D'une façon générale, chaque type de tissus du corps est caractérisé par une "période" (différente selon les tissus). La durée d'un palier, dont l'objectif est de permettre aux tissus de se décharger d'une quantité suffisante l'azote pour éviter tout danger, se calcule à partir de la connaissance de ces périodes.

Cette durée est élevée, car certains tissus mettent beaucoup de temps à éliminer le gaz dissout.

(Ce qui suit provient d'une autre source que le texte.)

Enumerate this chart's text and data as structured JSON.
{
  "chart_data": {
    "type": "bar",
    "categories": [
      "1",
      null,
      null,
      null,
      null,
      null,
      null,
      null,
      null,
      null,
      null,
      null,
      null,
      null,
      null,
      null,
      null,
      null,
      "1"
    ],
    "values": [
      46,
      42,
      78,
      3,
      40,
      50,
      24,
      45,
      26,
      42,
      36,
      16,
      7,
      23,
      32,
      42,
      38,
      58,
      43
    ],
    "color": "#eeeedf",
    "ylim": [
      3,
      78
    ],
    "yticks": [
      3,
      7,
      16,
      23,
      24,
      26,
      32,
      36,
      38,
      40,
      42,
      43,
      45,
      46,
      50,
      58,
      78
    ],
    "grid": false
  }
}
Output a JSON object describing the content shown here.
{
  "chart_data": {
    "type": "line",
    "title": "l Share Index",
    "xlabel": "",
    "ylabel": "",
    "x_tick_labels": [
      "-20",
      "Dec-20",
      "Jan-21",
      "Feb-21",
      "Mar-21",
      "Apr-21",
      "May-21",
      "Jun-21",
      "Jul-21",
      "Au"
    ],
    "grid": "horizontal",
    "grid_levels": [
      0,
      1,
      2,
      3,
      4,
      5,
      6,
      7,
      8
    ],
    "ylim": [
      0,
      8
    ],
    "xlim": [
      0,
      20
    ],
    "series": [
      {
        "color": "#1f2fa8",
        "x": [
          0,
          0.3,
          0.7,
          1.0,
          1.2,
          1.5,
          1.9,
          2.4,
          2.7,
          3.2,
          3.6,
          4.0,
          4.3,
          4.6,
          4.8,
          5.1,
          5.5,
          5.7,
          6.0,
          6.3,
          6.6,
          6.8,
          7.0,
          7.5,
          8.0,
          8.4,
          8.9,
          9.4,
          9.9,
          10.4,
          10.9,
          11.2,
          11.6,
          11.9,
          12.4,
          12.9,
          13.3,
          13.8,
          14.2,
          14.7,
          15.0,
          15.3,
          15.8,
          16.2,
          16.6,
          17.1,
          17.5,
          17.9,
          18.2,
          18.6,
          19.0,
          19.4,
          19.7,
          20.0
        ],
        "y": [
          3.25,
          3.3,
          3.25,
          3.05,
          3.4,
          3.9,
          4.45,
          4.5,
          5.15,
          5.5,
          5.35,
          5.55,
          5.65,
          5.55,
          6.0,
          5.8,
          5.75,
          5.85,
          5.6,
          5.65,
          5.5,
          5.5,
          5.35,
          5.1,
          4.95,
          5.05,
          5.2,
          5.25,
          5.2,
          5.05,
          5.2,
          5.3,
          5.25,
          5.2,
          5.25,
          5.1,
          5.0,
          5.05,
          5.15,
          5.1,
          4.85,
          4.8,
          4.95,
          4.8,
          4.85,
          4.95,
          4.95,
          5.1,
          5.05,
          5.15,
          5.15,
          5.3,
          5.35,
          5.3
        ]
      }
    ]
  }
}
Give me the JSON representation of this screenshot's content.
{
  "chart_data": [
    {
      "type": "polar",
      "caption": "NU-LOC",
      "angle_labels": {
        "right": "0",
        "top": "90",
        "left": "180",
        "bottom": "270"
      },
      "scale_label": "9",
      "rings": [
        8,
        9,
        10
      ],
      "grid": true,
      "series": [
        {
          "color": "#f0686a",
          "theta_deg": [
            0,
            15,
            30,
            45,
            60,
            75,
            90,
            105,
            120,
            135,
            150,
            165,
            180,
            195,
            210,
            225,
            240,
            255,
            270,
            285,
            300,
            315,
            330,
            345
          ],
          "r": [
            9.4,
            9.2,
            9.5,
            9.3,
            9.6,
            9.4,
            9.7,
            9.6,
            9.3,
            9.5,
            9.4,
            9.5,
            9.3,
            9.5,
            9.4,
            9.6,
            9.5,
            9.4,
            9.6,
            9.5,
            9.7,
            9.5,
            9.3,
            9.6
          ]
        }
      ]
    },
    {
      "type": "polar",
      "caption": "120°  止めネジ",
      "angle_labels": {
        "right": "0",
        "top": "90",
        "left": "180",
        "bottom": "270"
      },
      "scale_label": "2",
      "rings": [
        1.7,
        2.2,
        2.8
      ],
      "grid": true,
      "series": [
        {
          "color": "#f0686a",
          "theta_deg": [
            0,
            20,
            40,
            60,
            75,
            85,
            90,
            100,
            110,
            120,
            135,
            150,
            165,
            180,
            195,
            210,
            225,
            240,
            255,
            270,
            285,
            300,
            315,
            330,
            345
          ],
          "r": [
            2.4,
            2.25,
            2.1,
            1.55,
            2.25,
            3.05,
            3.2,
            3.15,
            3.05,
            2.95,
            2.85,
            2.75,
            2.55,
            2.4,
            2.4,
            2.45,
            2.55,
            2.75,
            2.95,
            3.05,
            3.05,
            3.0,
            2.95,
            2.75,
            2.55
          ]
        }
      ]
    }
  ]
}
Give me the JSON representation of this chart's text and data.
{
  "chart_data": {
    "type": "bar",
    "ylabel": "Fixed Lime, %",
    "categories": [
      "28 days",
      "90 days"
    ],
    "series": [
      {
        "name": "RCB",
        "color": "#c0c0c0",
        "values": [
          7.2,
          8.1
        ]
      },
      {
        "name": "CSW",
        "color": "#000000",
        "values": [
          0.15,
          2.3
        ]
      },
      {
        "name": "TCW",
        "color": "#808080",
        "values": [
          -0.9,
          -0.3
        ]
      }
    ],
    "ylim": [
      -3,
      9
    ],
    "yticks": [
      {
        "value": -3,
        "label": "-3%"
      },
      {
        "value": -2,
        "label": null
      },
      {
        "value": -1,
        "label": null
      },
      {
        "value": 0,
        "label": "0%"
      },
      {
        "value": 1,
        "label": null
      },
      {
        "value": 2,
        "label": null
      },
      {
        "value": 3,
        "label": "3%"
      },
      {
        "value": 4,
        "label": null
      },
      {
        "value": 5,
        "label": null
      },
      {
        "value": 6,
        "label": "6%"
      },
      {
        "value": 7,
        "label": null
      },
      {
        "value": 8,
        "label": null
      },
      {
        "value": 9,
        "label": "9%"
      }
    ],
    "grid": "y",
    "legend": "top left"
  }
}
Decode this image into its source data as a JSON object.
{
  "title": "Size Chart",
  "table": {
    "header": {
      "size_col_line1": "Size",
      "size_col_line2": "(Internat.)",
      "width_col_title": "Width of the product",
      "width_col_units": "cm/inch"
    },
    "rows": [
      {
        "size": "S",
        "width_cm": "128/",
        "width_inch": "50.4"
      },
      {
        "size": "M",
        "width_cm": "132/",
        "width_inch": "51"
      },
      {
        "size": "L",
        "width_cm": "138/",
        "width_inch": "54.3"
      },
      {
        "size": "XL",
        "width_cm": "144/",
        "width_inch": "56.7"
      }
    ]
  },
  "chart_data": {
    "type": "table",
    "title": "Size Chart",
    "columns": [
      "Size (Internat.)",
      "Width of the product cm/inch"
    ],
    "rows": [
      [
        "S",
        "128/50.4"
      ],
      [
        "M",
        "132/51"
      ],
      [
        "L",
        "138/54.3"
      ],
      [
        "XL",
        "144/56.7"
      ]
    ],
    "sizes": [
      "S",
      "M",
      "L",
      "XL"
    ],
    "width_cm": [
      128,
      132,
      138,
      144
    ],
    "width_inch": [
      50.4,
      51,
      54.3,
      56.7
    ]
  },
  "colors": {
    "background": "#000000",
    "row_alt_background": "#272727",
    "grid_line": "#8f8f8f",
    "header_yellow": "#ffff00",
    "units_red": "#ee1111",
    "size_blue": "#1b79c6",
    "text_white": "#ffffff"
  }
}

  • L'oxygène n'est pas un problème car étant consommé par les cellules, il n'a pas besoin de diffuser à travers les tissus pour rejoindre le sang si excès il y a.
  • Le plongueur est confronté à d'autres risques que celui de la formation de bulles de gaz dans le sang ou dans les tissus. En effet, le diazote et le dioxygène peuvent tout deux causer des problèmes lorsque leur pression partielle est trop élevée. Au-delà d'une pression partielle de 1,6 bar, le dioxygène est toxique, et au-delà d'une pression partielle de 5,6 bar, le diazote entraine "l'ivresse des profondeurs" qui peut causer des accidents mortels.

Respirer d'autres gaz ?

Une façon d'éviter certains problèmes spécifiques liés à certains gaz (problèmes neurologiques ou risque de formation de bulles de gaz dissout) peut être d'utiliser d'autres gaz, dont les propriétés (solubilité dans l'eau, toxicité) sont différentes.

Les plongeurs sont-ils les seuls confrontés à ces problèmes ?

Les astronautes portent une combinaison pressurisée. A l'extérieur de la station spatiale, la pression dans la combinaison est inférieure à la pression qui règne dans la station (typiquement 0,3 bar dans la combinaison à l'extérieur de la station pour une pression de 1 bar à l'intérieur). S'ils sortaient directement de la station, sans préparation, ils seraient confrontés au même risque qu'un plongueur qui remonte sans faire de palier : la formation de bulles de gaz mortelles dans l'organisme. C'est pour cela que les astronautes doivent se préparer longuement avant une sortie (il est possible, en respirant longuement de l'oxygène pur, de débarasser son corps de l'azote qu'il contient).